On November 20, at 6 p.m. outside city hall, Ashley Wilson is guiding a vigil where she will read the names of transgender people who have been killed in the past 12 months.
“This is something that started nearly 10 years ago and last year was the deadliest year for trans people worldwide. Those numbers could be skewed, there could be more reports on trans deaths, so we’re not sure if it’s an actual rise in violence or just more reporting on it, but the numbers aren’t going down,” Wilson said.
Last year was considered one of the deadliest years for transgender people with 28 murders reported in the United States. Recent statistics from GLAAD Media show that in 2018 there have been reports of 21 transgender people who lost their lives as a result of anti-trans hate in the U.S. There could be many more.
In Canada, there have been five reported murders between 2008-2014, according to Trans Murder Monitoring Project, but this number doesn’t reflect the survivors of violence and discrimination.
Transgender Day of Remembrance started in 1999 by advocate Gwendolyn Ann Smith,who wanted to honour the memory of Rita Hester, a transgender woman who was violently killed in 1998. Since then, vigils are held across the world on Nov. 20 to recognize the ongoing violence and harassment against transgender and gender non-conforming people.
Wilson attended the Transgender Day of Remembrance event in Victoria last year and thought of bringing it to Prince Rupert.
“We don’t really have pride events that happen here, period,” she said. “Other than the sidewalk that Christine [Danroth] fundraised for, there just hasn’t been any sort of events that create community and show that there’s a community here of allies.”
Now, more than ever, she feels it’s time to recognize such a significant day. There has been a rise in anti-trans sentiment coming from the United States, and she feels that it’s important to recognize that violence is still happening toward marginalized people.
Three years ago, Wilson transitioned and was scared about what she would face in doing so.
While Charles Hays Secondary School has the Gay Straight Alliance, there isn’t a LGBT or pride society for adults in Prince Rupert. Living in a small northern B.C. city, Wilson said she felt afraid for her own personal safety.
“It’s a scary place to feel accepted and to think will you be okay. I’m pleasantly surprised that I’ve been very much accepted. I have a great group of friends and I have a lot of support from my peers and that’s amazing, but I wasn’t sure what I would face,” she said.
There are pride movements growing in Prince Rupert, with the Cow Bay rainbow crosswalk painted in 2016, the school district introduced gender neutral bathrooms in 2017, the RCMP-led Safe Place program collaborated with businesses earlier in 2018, and in October, the LGBT-themed podcast, Rainbow Nation, with Christine Danroth and Russel Adams was launched.
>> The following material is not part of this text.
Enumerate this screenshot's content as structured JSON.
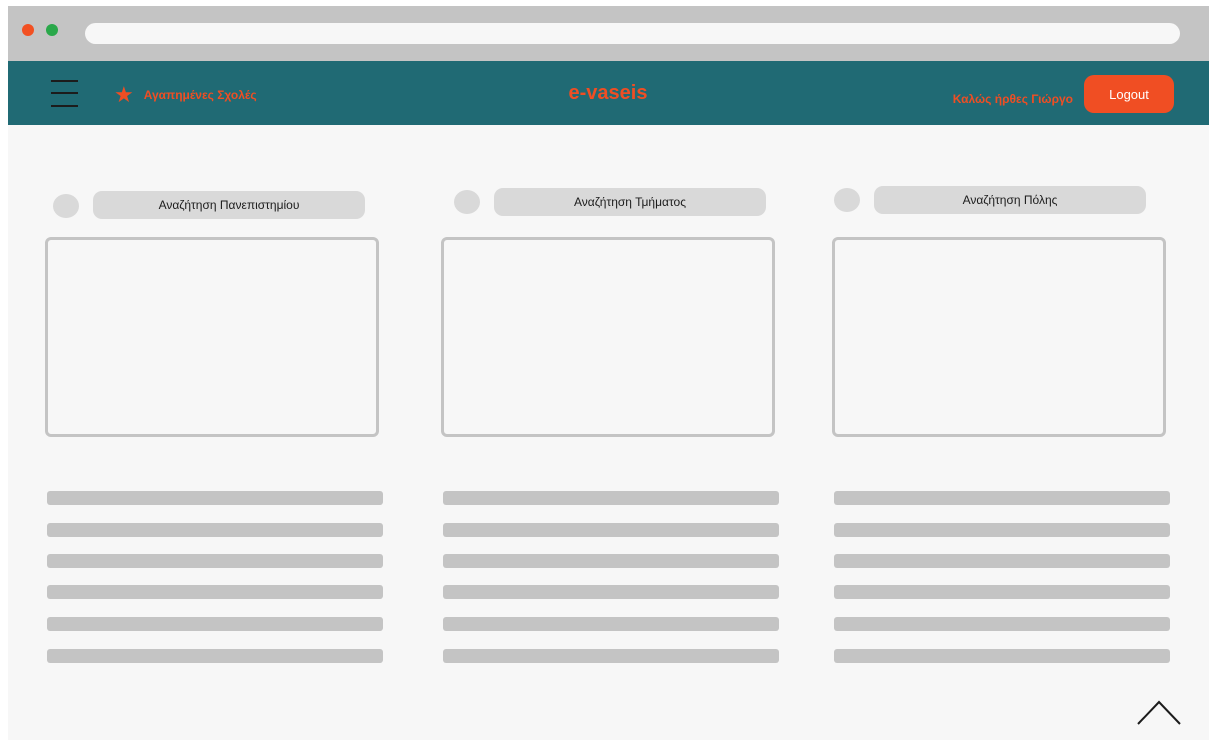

Then on Oct. 24, Wilson delivered a request that council raise the Transgender and Pride flags during the week of Nov. 19 to honour the day of remembrance.
“I think we need to do more to show people in all marginalized groups that we actually do care about them,” she said.
In a meeting held on Nov. 1, council passed the proclamation to recognized the Transgender Day of Remembrance, but disallowed raising the flag.
Acting mayor Barry Cunningham said they have received about five or six requests to raise a flag at city hall, and so far they’ve said ‘no’ to every request.
“We’re doing the Transgender Week announcement but we’re not going to raise any flags until we come up with a proper policy just to make sure that we’re covering all basis,” he said.
While Wilson said she’s disappointed the city didn’t want to raise the flag, she said maybe they can move forward with it in the future. The city is currently working on a flag policy.
Cunningham said he didn’t realize how big Transgender Week was.
“I think it’s a great idea. I really do believe that we have to get this stuff out there and get it into the community,” he said.
For residents who want to show support and take part in the Transgender Day of Remembrance, the event takes place outside city hall on Nov. 20, 6-8 p.m. After the names of victims have been read, participants are welcome to warm up inside Javadotcup, which has donated their space for free after the event. All are welcome.
“I think allyship is super important and by showing up to something like this you’re sending a message that you care about those people too,” Wilson said.